Artikel in "Entwickler Magazin" 2008.1

For the german audience, "Entwickler Magazin" hat in Ausgabe 2008.1 einen Artikel von mir über den Semantic Desktop veröffentlicht.

Cover "Entwickler" Ausgabe 2008.1

In vier Seiten wird dort erklärt, was die Grundlagen von Semantic Web und Semantic Desktop sind, und ein paar links auf Projekte gegeben.
Zu haben um € 6,50 im Zeitschriftenhandel in Deutschland/Österreich/Schweiz, eine der 20k Ausgaben können schon bald dein sein.

Einleitung:
Der Semantic Desktop macht den PC zum Denkwerkzeug. wink wink
Wir haben genug Platz, um all unsere E-Mails, MP3s, Photos, Videos und Dokumente am Desktop zu speichern.
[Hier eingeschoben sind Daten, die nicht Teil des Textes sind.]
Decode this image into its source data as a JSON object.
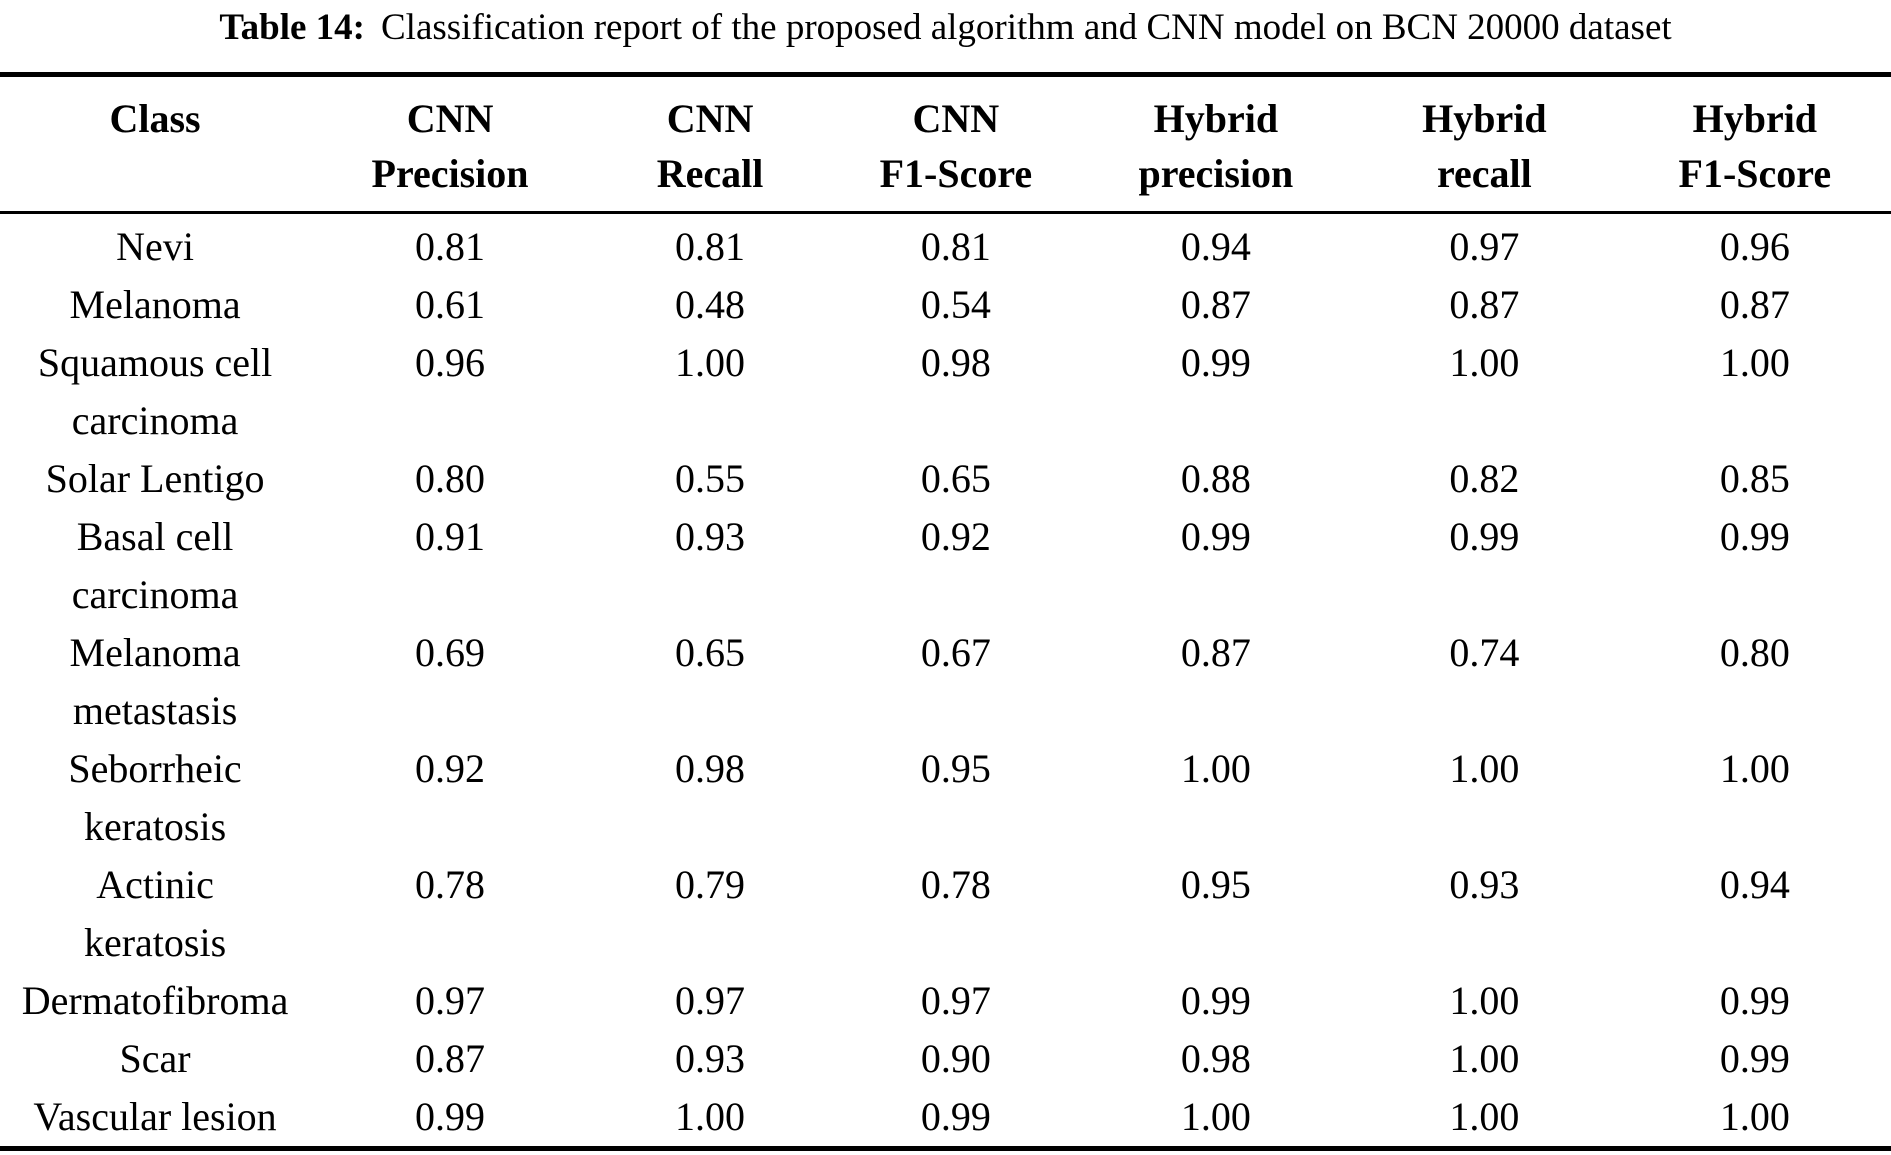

Das Problem ist, diese Information zu verwalten. Dateisysteme bieten nur starre Hierarchien an. Tim Berners-Lee und das W3C haben bereits weiter gedacht: Menschen denken in Konzepten, das Semantic Web bietet mit RDF und Ontologien einen auf HTTP, URIs und HTML aufbauenden Standard zur Annotation und Suche. Der Semantic Desktop bringt Betriebssysteme und Anwendungen damit weg von den Dateien, auf die Stufe der Gedanken.

Um dahin zu kommen, zuerst ein kleiner Crash-Kurs zum Thema Semantic Web,...
...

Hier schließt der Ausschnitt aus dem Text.